Can shingles kill you?

A case of the shingles at a young age can come back to haunt you later in life in the form of a potentially deadly stroke or heart attack. According to a British study, people under 40 years of age have a 74% greater risk of having a stroke if they have had shingles previously. Moreover, they are more than twice as likely to have a warning stroke and 50% more likely to suffer a heart attack. The risk is lower in people older than 40 years; they have 15% more chances of having a warning stroke (transient ischemic attack), and a 10% greater risk of a heart attack.

The English researchers, who published their study in the online version of the journal Neurology, considered over 100,000 individuals who had had shingles, and over 200,000 who hadn’t. They concluded that people between the ages of 18 and 40 who had shingles were at a greater risk of a warning stroke, stroke, and heart attack, even after adjusting for other related risk factors, including smoking, high cholesterol, and obesity. The association between shingles and stroke and heart attack risk had been made before though.

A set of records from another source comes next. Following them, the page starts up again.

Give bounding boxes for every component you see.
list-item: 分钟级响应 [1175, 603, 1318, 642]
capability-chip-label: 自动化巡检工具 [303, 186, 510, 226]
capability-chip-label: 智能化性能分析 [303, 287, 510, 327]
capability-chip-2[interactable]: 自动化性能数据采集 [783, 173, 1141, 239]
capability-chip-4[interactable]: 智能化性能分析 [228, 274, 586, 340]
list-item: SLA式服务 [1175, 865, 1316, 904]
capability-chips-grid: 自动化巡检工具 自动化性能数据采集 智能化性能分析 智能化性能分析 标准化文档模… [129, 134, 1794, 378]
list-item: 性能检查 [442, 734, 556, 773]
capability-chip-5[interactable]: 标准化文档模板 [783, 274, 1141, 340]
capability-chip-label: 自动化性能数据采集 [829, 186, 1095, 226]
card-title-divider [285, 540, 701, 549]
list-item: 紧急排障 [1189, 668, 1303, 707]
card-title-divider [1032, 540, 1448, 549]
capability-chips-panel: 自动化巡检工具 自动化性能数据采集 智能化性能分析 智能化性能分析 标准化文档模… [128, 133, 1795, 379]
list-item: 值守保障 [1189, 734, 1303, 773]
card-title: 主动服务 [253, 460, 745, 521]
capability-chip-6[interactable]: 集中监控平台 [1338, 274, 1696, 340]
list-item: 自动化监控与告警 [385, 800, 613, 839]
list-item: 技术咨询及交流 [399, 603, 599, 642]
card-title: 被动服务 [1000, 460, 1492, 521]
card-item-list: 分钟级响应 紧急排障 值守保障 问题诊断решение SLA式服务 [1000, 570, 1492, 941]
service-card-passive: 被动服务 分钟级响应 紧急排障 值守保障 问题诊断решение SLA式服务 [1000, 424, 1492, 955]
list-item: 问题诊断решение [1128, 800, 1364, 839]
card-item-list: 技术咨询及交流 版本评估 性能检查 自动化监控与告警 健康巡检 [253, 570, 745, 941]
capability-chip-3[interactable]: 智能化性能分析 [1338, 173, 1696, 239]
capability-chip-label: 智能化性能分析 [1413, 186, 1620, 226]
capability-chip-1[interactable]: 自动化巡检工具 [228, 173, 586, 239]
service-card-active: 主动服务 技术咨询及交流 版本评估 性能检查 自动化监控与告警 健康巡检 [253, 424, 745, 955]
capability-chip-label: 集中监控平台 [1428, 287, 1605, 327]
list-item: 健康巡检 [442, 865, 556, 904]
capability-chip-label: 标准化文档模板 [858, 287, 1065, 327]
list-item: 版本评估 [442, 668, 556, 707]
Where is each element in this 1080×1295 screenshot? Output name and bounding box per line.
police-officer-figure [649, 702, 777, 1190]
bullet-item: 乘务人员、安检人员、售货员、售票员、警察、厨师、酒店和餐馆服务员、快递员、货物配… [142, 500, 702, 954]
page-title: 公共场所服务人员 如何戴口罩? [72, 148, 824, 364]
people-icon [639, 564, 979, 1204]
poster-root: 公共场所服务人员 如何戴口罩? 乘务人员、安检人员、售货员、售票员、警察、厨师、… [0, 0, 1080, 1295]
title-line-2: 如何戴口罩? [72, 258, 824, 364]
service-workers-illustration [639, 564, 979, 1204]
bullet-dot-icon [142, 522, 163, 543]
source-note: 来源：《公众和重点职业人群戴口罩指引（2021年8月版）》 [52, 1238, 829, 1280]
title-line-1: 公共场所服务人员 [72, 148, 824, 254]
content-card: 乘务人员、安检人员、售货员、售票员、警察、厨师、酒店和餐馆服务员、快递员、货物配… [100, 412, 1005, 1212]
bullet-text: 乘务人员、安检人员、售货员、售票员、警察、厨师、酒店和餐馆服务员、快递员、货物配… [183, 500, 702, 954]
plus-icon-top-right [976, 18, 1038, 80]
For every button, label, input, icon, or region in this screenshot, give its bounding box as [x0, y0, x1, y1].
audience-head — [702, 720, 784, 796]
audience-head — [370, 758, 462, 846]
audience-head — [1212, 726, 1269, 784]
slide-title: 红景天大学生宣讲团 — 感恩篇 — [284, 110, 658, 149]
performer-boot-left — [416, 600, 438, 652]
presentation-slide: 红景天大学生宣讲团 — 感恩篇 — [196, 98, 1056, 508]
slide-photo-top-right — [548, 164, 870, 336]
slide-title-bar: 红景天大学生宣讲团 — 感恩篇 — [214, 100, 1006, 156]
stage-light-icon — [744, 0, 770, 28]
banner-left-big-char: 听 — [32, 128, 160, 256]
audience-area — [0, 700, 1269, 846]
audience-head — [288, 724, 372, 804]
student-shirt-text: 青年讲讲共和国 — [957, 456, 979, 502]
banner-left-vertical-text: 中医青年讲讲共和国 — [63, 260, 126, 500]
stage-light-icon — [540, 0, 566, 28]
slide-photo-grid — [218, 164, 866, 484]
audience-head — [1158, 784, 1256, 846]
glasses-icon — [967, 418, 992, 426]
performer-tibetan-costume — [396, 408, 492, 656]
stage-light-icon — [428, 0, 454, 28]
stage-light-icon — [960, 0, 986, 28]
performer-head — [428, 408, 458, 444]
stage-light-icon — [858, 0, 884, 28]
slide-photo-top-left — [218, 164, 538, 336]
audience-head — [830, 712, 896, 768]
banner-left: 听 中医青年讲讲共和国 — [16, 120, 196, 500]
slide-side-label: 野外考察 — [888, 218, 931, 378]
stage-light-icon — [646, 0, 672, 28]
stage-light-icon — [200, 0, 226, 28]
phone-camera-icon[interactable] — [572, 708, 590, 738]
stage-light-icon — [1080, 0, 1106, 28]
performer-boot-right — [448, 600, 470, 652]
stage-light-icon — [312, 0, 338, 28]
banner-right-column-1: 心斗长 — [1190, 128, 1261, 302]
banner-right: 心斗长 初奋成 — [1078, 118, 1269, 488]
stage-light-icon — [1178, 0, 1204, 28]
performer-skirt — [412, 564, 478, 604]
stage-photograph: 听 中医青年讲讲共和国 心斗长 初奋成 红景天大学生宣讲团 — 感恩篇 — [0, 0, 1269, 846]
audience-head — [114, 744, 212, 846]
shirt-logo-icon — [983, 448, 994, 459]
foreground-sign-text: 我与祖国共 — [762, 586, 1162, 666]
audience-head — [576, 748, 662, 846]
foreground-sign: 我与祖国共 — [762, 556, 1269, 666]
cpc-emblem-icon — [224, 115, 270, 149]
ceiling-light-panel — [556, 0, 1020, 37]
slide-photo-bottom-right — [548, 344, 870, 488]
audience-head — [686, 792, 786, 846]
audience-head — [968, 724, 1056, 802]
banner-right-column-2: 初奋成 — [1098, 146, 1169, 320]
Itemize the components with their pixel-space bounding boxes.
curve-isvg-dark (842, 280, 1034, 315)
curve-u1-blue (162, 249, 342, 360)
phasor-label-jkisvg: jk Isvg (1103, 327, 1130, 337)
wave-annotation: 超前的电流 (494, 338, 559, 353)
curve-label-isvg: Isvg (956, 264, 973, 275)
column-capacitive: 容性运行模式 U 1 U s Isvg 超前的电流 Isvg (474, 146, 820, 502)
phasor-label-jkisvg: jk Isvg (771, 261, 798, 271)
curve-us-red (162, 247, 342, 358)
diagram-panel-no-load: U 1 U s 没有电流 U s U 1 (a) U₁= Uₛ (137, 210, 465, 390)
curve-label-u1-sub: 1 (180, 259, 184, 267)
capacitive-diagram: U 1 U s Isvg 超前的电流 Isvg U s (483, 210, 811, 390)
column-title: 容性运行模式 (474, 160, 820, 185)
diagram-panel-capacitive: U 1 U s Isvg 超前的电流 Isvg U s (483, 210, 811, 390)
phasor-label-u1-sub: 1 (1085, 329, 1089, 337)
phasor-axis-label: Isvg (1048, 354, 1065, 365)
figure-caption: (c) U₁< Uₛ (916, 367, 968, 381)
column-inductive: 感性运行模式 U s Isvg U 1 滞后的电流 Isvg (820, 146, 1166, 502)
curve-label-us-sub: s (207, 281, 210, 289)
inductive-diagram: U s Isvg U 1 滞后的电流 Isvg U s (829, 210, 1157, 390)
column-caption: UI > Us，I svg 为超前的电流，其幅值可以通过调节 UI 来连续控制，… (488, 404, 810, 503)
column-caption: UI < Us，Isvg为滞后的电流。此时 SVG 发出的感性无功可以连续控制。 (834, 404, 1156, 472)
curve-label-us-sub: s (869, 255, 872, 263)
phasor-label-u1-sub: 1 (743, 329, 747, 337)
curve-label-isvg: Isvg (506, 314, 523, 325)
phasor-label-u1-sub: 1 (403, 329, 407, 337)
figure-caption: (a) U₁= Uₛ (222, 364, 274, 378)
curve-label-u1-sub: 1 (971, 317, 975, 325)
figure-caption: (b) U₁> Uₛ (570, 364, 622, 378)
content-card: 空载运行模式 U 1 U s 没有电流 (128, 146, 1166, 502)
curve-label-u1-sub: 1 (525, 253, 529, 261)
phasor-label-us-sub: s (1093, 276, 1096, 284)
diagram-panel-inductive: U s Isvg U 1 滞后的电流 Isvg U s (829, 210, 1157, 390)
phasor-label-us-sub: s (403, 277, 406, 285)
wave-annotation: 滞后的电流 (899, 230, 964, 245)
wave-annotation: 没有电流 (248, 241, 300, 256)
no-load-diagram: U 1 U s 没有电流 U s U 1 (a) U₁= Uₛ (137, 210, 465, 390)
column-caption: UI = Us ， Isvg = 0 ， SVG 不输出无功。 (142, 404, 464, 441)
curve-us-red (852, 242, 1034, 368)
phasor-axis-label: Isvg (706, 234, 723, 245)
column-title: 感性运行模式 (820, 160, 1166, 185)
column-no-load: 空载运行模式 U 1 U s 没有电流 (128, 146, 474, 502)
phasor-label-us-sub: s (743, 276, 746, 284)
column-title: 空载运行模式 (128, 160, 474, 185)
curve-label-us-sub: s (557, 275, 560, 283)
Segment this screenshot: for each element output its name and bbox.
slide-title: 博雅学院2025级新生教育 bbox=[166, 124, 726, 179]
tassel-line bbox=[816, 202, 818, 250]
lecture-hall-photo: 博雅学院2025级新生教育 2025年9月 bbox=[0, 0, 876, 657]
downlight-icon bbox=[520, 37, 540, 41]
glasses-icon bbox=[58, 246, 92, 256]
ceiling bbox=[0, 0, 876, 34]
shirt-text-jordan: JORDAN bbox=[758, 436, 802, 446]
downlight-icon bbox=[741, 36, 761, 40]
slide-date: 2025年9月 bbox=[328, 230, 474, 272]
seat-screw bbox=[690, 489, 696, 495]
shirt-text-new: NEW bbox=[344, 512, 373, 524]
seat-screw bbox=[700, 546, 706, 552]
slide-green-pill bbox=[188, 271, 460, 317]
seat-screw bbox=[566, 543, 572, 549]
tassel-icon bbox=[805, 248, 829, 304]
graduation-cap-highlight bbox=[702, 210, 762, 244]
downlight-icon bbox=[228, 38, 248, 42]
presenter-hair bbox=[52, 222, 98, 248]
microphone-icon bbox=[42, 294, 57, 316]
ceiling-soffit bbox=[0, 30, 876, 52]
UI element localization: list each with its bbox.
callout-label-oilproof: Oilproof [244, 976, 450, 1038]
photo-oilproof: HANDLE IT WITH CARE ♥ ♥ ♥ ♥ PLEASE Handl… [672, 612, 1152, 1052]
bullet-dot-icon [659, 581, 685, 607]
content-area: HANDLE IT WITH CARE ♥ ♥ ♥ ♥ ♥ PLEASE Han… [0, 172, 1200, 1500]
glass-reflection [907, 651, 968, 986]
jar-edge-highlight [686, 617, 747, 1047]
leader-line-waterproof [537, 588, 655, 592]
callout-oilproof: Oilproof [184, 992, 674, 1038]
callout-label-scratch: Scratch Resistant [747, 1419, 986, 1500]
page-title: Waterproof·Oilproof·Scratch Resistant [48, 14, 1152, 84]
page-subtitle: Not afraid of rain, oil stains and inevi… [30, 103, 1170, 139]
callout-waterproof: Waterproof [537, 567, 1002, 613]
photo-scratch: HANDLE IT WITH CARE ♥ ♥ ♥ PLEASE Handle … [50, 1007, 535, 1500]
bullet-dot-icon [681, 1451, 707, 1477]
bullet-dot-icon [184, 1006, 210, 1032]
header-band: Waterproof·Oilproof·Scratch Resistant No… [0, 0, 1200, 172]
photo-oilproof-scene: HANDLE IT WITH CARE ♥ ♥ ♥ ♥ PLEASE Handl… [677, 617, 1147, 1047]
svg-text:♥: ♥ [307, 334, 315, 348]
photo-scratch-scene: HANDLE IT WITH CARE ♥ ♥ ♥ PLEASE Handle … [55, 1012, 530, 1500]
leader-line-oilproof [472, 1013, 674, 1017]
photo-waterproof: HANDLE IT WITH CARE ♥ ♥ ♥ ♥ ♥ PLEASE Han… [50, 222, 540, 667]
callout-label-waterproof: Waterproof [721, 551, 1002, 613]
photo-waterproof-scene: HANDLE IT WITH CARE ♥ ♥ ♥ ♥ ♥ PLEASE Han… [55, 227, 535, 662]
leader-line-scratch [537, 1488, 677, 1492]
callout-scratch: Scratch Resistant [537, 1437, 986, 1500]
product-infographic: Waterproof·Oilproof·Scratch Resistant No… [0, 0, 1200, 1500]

Back in October 2009, The American Heart Association published a study in its journal Stroke in which shingles affecting the eyes was deemed an increased risk for stroke in adults. Those adults who had experienced the virus were approximately 30% more likely to have a stroke within one year after the attack, as compared to those who didn’t have shingles. And those who had the rash in and around the eyes saw their risk for stroke in the same time period multiplied by four. These are just a couple of studies of many which have established the connection, though attending physician in the Department of Physical Medicine and Rehabilitation at Taipei Medical University Hospital Dr. Jiunn-Horng Kang claims that theirs was the first to actually confirm the link.

Shingles is caused by the varicella zoster virus, also known as herpes zoster, and its symptoms include      pain, burning, numbness or tingling; a red rash that begins a few days after the pain; fluid-filled blisters that break open and crust over; itching;  fever and chills; general soreness; headache; and fatigue. Medications and creams are among the products used to treat shingles. Herpes zoster already has serious complications such as postherpetic neuralgia (pain after the blisters have cleared), vision loss (once again in cases of shingles in and around the eyes), neurological problems (encephalitis, facial paralysis, or hearing or balance problems), and skin infections. It hasn’t been established yet why shingles can trigger strokes and heart issues, though inflammation to the circulatory system has been suggested.

However, it is clear that, as British study leader Dr. Judith Breuer points out, anyone with shingles, younger people in particular, should be screened for stroke risk factors. Cardiologist and chief medical officer at Virginia Heart in Northern Virginia Dr. Warren Levy adds that patients who have had herpes zoster might have to be treated more aggressively for heart attack and stroke prevention. People who have had chickenpox need be careful as well, since the same virus that causes shingles also causes chickenpox, and anyone who’s had shingles may develop shingles too.

The real conundrum however may be in the fact that shingles, along with its corresponding vaccine, are more often than not paired with people over 50. The shot has been proven to lower the cases of shingles by half, but before the herpes zoster vaccine can be recommended for younger people, there needs to be more research in order to establish whether it can have a similar effect in decreasing the occurrence of strokes and heart attacks.